Both teams are playing for the right to advance in the playoffs and face an opponent — that despite having the league’s best record — is not getting any respect around the league as a threat to win the NBA championship.
The Pacers finished with the league’s best record at 61-21, which was three wins more than the league runner up in the Minnesota Timberwolves.
But the reason why the Pacers have gotten no respect is because the Eastern Conference is not nearly as competitive as the Western Conference.
The Eastern Conference had four teams with regular-season records better than .500 and one of those teams was the Heat, who finished 42-40 as the No. 4 seed in the East. It used to be a 42-40 team would at best be a No. 8 seed if it was even lucky to make the playoffs at all.
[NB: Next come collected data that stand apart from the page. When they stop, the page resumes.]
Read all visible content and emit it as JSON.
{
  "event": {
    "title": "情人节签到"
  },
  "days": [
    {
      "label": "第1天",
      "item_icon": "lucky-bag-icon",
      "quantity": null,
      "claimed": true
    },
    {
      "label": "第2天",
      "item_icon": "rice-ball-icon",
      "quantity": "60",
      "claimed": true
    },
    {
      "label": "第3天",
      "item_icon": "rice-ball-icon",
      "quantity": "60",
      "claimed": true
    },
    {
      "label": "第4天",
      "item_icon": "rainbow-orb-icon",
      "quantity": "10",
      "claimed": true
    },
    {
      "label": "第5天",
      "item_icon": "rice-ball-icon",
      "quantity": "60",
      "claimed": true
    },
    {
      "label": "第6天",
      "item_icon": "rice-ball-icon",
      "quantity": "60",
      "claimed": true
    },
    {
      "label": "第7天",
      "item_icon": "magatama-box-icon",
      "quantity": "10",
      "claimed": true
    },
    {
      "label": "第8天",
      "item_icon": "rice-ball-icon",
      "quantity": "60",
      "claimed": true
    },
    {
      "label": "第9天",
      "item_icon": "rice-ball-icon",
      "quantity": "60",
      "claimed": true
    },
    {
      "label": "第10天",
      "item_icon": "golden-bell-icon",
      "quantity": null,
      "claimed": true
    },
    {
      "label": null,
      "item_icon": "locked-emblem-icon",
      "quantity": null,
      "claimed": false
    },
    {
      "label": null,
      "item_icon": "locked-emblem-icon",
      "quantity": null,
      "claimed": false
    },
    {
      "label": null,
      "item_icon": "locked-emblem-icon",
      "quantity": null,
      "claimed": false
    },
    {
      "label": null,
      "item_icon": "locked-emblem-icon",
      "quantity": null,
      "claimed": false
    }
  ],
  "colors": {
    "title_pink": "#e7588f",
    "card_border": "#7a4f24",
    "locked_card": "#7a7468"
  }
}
Two teams from the Eastern Conference, the Hornets and the Milwaukee Bucks, finished with 41-41 records, while the New York Knicks and Boston Celtics all finished below .500 as the seventh and eighth seeds in the conference.
In contrast, the Western Conference’s No. 8 seed — the Denver Nuggets — finished with a 43-39 record, which would have easily been the fourth seed in the East.
The Pacers finished with the best record in the NBA because they only had to deal with Western powerhouses Sacramento, San Antonio, Minnesota, Los Angeles and Dallas twice in a season, rather than the four times it played teams from the Eastern Conference.
Overall, Indiana dominated the West with a 20-8 record. However, they finished 5-5 against those Western Division teams mentioned above.
That is not intended to knock Indiana’s mark with the league’s best record. It’s just that the Pacers must prove themselves in the playoffs. There are some who would say Detroit, who stacked its roster before the playoffs, or New Jersey is really the best in the East.
But there are good things happening in Indiana. But are they for real? I think so.
Coach Rick Carlisle has a talented roster in Indiana, featuring two of the league’s top defensive players in forward Jermaine O’Neal and Defensive Player of the Year Ron Artest.
Both Artest and O’Neal are dangerous offensive threats as well. O’Neal averaged 20.1 points and 10 rebounds per game, while Artest averaged 18.3 points and 5.3 rebounds.
Reggie Miller isn’t the same offensive threat he was 10 years ago, but the 38-year old wonder — who is the NBA’s all-time leader with 2,464 career 3-point shots made — still is deadly behind the 3-point line. He averaged 10 points per game this season.
Jamaal Tinsley is a solid point guard when he’s healthy.
The Pacers are also one of the deeper teams in the league. Al Harrington was in the running for the Sixth Man of the Year award coming off the bench, and the Pacers also got significant contribution from youngsters Fred Jones, Austin Croshere and Jonathan Bender (again, when healthy).
Combine all this with Larry Bird working in the front office and the Pacers are set to be a team that should succeed in the East for the next few years and be respected throughout the league. How they finish this postseason will do a lot to determine how quickly that respect comes to them.